In randomized controlled trials, treatment effect estimation is biased by competing intercurrent events (ICEs), particularly when ICEs both influence outcome measurement and are associated with treatment assignment—rendering conventional estimands nonidentifiable. This paper introduces the first systematic framework for constructing estimands that explicitly distinguish treatment-related from treatment-unrelated ICEs, rigorously defining and resolving identification challenges arising from multiple types of competing ICEs. We establish nonparametric identifiability theory and develop three classes of estimators: weighting-, regression-, and doubly robust-based. To enhance practical applicability, we propose composite variables and sensitivity analysis strategies. The methodology is validated in two clinical trials on systemic lupus erythematosus, yielding statistically more efficient and clinically interpretable treatment effect estimates. Our work provides a novel paradigm for causal inference in settings with complex concurrent interventions.

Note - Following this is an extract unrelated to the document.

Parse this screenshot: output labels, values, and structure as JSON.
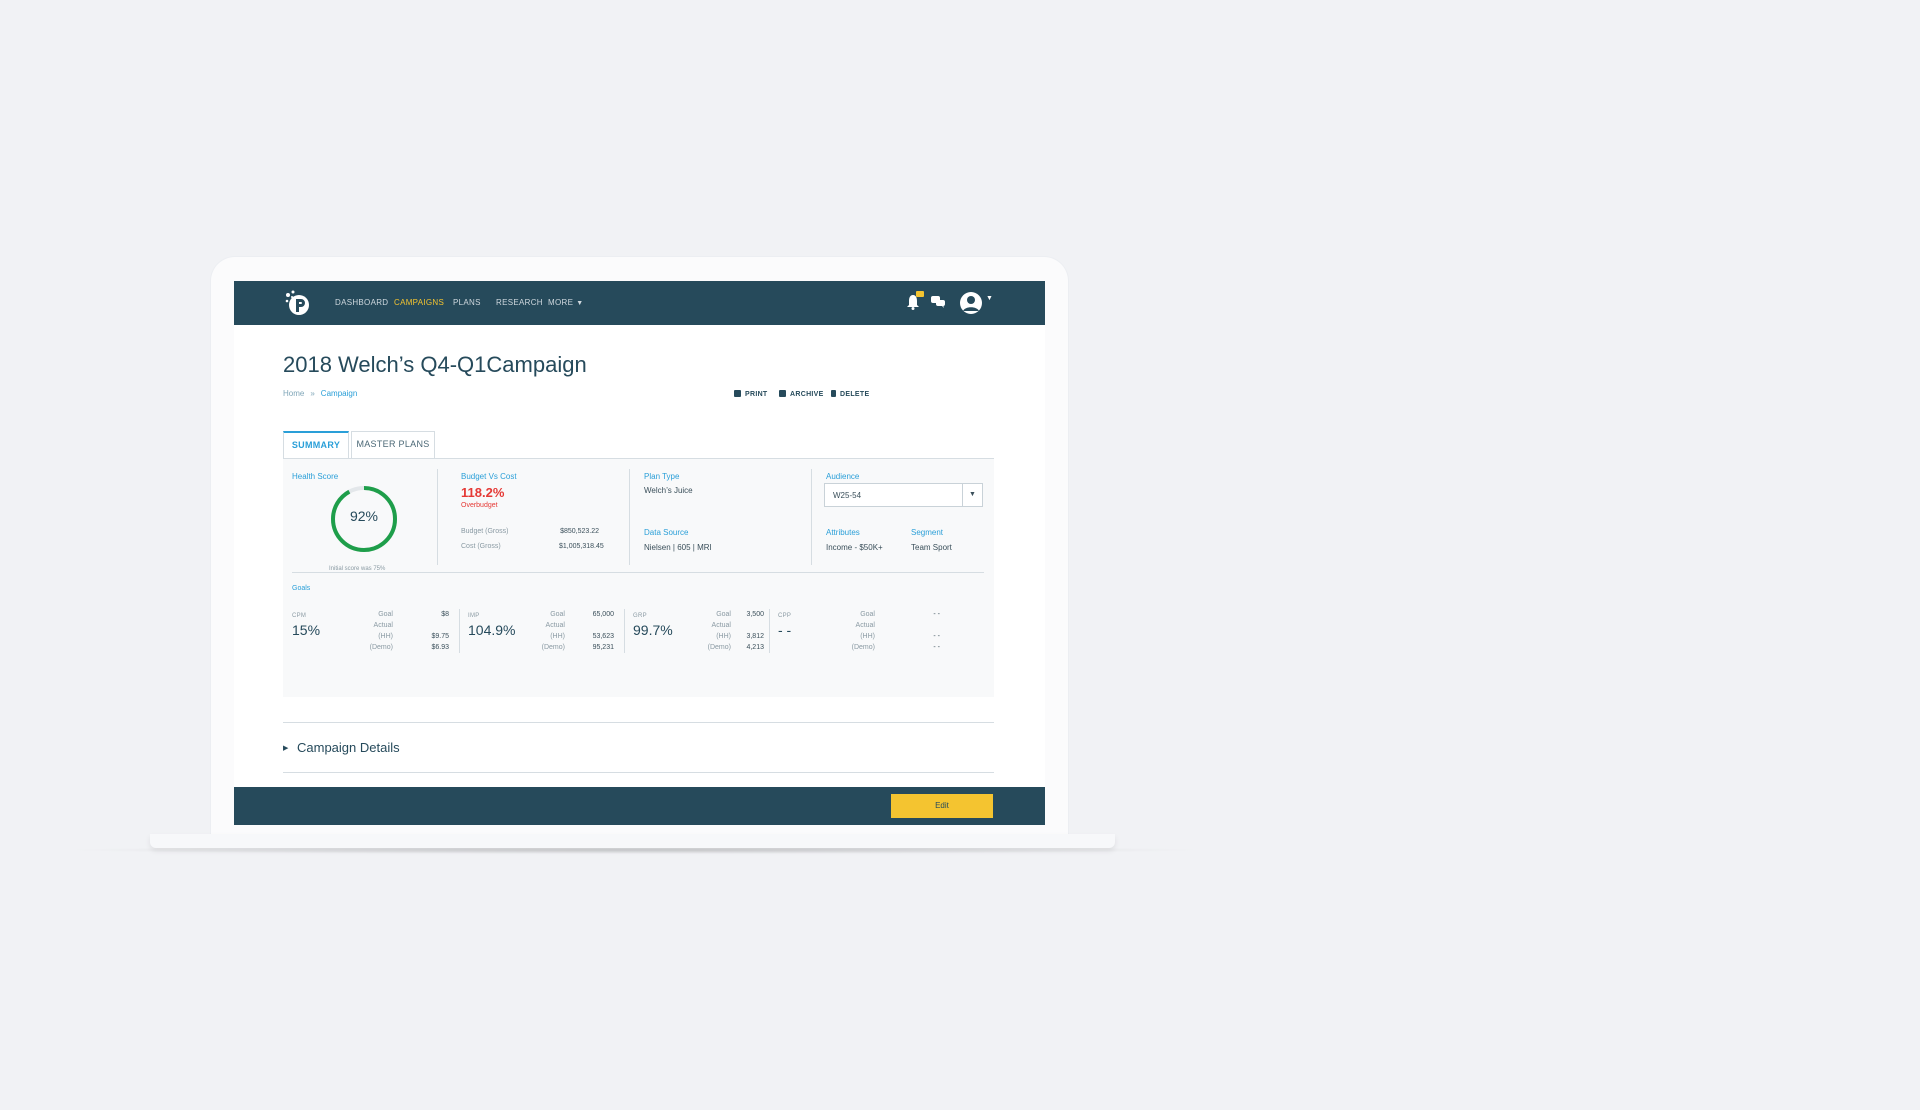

The analysis of randomized controlled trials is often complicated by intercurrent events (ICEs) -- events that occur after treatment initiation and affect either the interpretation or existence of outcome measurements. Examples include treatment discontinuation or the use of additional medications. In two recent clinical trials for systemic lupus erythematosus with complications of ICEs, we classify the ICEs into two broad categories: treatment-related (e.g., treatment discontinuation due to adverse events or lack of efficacy) and treatment-unrelated (e.g., treatment discontinuation due to external factors such as pandemics or relocation). To define a clinically meaningful estimand, we adopt tailored strategies for each category of ICEs. For treatment-related ICEs, which are often informative about a patient's outcome, we use the composite variable strategy that assigns an outcome value indicative of treatment failure. For treatment-unrelated ICEs, we apply the hypothetical strategy, assuming their timing is conditionally independent of the outcome given treatment and baseline covariates, and hypothesizing a scenario in which such events do not occur. A central yet previously overlooked challenge is the presence of competing ICEs, where the first ICE censors all subsequent ones. Despite its ubiquity in practice, this issue has not been explicitly recognized or addressed in previous data analyses due to the lack of rigorous statistical methodology. In this paper, we propose a principled framework to formulate the estimand, establish its nonparametric identification and semiparametric estimation theory, and introduce weighting, outcome regression, and doubly robust estimators. We apply our methods to analyze the two systemic lupus erythematosus trials, demonstrating the robustness and practical utility of the proposed framework.